Class UnicodeInputStream

java.lang.Object
java.io.InputStream
jodd.io.UnicodeInputStream
All Implemented Interfaces:
Closeable, AutoCloseable

public class UnicodeInputStream extends InputStream
Unicode input stream for detecting UTF encodings and reading BOM characters. Detects following BOMs:
  • UTF-8
  • UTF-16BE
  • UTF-16LE
  • UTF-32BE
  • UTF-32LE
  • Field Details

    • MAX_BOM_SIZE

      public static final int MAX_BOM_SIZE
      See Also:
    • internalInputStream

      private final PushbackInputStream internalInputStream
    • initialized

      private boolean initialized
    • BOMSize

      private int BOMSize
    • encoding

      private Charset encoding
    • targetEncoding

      private final Charset targetEncoding
    • BOM_UTF32_BE

      public static final byte[] BOM_UTF32_BE
    • BOM_UTF32_LE

      public static final byte[] BOM_UTF32_LE
    • BOM_UTF8

      public static final byte[] BOM_UTF8
    • BOM_UTF16_BE

      public static final byte[] BOM_UTF16_BE
    • BOM_UTF16_LE

      public static final byte[] BOM_UTF16_LE
  • Constructor Details

    • UnicodeInputStream

      public UnicodeInputStream(InputStream in, Charset targetEncoding)
      Creates new unicode stream. It works in two modes: detect mode and read mode.

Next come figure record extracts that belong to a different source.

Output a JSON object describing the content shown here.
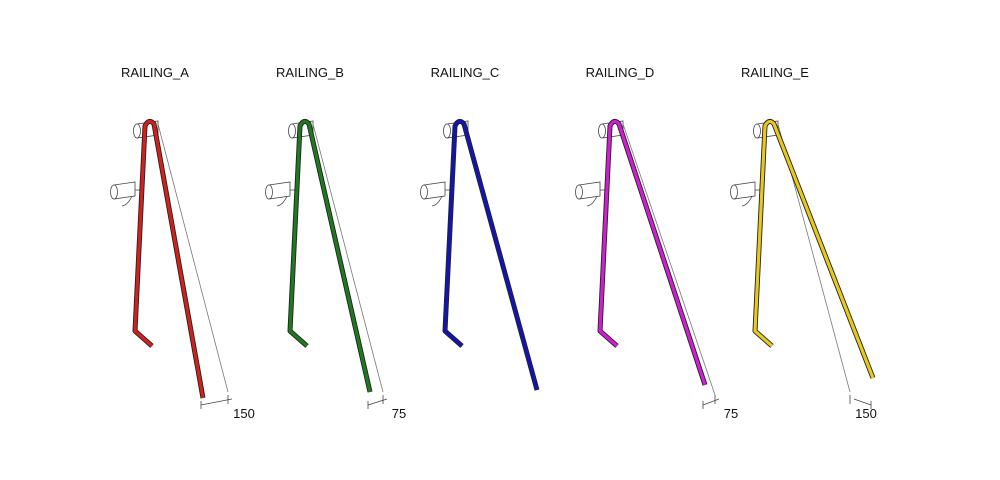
{
  "panels": [
    {
      "title": "RAILING_A",
      "dimension": 150
    },
    {
      "title": "RAILING_B",
      "dimension": 75
    },
    {
      "title": "RAILING_C"
    },
    {
      "title": "RAILING_D",
      "dimension": 75
    },
    {
      "title": "RAILING_E",
      "dimension": 150
    }
  ]
}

      Detect mode is active when target encoding is not specified. In detect mode, it tries to detect encoding from BOM if exist. If BOM doesn't exist, encoding is not detected.

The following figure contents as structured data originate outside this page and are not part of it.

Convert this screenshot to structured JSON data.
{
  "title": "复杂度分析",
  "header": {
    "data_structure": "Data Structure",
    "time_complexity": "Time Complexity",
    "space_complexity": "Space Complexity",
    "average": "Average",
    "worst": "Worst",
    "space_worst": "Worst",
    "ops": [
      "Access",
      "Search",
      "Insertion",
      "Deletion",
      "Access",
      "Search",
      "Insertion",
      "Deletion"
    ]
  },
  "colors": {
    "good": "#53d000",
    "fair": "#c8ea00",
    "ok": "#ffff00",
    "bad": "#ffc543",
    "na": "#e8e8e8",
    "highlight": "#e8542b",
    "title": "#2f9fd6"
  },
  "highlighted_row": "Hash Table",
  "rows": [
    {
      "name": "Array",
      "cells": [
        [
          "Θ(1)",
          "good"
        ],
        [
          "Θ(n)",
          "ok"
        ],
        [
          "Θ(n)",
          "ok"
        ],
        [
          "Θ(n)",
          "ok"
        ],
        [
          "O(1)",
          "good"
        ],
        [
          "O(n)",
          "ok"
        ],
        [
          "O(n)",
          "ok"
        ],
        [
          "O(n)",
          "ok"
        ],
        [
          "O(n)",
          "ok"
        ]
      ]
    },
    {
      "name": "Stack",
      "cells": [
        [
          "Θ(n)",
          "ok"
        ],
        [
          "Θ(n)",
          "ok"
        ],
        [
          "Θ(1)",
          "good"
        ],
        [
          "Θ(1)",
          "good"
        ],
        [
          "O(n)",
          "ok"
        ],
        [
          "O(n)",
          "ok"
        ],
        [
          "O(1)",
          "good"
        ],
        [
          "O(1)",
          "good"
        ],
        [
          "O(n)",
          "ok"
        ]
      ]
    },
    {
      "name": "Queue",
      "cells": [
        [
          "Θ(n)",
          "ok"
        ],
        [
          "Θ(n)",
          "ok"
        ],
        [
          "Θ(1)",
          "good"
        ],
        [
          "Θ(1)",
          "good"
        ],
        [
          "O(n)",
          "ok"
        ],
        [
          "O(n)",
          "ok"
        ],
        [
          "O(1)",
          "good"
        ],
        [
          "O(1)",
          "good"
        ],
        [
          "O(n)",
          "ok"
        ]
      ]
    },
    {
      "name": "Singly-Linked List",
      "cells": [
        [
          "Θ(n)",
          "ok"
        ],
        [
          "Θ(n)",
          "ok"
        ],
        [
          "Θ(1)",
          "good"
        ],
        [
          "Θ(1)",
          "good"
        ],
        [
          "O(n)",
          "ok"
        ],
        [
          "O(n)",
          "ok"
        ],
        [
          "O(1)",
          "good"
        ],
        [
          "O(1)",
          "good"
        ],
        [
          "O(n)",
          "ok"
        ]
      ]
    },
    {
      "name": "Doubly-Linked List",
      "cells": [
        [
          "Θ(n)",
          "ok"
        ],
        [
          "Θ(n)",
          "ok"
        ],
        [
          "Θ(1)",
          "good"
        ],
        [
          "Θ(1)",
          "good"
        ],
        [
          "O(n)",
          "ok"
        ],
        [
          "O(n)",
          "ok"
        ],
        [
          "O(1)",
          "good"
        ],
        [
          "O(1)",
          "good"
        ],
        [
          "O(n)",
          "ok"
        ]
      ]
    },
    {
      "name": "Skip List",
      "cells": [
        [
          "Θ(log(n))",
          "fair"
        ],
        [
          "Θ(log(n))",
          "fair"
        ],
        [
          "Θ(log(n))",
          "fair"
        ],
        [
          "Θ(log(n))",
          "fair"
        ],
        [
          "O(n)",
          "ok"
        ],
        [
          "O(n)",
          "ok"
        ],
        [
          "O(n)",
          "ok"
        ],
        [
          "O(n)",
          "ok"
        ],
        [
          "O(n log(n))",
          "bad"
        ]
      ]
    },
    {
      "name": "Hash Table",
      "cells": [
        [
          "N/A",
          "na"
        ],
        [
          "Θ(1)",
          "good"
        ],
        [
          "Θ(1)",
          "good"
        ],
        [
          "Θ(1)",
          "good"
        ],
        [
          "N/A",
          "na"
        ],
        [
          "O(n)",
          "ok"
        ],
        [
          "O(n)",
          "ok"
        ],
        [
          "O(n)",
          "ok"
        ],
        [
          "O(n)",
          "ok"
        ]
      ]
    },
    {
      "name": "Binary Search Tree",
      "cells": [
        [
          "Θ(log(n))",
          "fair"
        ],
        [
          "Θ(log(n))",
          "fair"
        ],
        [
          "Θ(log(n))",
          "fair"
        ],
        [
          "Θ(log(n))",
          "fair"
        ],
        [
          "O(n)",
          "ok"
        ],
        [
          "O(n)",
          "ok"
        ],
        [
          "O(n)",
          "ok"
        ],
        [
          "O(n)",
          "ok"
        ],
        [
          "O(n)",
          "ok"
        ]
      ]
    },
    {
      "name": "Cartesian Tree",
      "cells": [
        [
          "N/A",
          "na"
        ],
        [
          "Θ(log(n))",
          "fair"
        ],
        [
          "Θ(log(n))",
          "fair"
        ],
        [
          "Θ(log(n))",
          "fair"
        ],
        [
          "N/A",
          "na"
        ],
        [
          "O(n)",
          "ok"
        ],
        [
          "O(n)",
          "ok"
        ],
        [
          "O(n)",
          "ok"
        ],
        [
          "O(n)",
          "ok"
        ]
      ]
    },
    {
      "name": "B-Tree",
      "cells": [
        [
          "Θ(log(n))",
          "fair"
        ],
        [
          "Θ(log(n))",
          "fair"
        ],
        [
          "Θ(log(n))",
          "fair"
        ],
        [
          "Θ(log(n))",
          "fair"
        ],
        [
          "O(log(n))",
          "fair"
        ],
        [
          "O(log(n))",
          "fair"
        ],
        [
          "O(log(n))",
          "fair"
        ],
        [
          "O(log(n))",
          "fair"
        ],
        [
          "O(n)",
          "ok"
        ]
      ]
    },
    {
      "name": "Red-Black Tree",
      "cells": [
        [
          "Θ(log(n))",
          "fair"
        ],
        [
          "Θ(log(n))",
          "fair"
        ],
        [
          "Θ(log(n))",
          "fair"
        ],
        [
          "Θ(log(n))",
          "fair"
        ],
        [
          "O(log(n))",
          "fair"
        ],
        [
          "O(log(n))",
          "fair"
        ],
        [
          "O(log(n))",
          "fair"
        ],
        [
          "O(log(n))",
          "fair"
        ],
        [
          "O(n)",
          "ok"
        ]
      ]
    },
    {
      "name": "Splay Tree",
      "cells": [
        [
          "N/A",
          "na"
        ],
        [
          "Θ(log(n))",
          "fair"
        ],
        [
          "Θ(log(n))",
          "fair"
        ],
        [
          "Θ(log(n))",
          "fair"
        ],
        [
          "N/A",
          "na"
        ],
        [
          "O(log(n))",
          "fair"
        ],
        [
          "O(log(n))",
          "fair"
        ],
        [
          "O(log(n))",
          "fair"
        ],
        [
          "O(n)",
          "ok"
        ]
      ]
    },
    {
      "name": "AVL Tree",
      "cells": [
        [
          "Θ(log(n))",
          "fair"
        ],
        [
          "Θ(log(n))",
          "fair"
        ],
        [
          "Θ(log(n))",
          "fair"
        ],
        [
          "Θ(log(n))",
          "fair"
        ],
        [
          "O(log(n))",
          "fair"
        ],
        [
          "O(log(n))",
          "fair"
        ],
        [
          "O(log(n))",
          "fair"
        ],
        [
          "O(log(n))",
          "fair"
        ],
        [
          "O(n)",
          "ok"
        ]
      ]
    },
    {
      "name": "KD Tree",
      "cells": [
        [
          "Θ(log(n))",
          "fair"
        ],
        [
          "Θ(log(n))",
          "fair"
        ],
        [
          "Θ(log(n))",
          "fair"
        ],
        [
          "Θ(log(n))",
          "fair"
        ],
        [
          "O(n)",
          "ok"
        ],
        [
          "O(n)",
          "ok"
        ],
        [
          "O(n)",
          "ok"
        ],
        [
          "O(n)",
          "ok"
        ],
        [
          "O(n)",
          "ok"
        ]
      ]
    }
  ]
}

      Read mode is active when target encoding is set. Then this stream reads optional BOM for given encoding. If BOM doesn't exist, nothing is skipped.

  • Method Details

    • getDetectedEncoding

      public Charset getDetectedEncoding()
      Returns detected UTF encoding or null if no UTF encoding has been detected (i.e. no BOM). If stream is not read yet, it will be initalized first.
    • init

      protected void init() throws IOException
      Detects and decodes encoding from BOM character. Reads ahead four bytes and check for BOM marks. Extra bytes are unread back to the stream, so only BOM bytes are skipped.
      Throws:
      IOException
    • close

      public void close() throws IOException
      Closes input stream. If stream was not used, encoding will be unavailable.
      Specified by:
      close in interface AutoCloseable
      Specified by:
      close in interface Closeable
      Overrides:
      close in class InputStream
      Throws:
      IOException
    • read

      public int read() throws IOException
      Reads byte from the stream.
      Specified by:
      read in class InputStream
      Throws:
      IOException
    • getBOMSize

      public int getBOMSize()
      Returns BOM size in bytes. Returns -1 if BOM not found.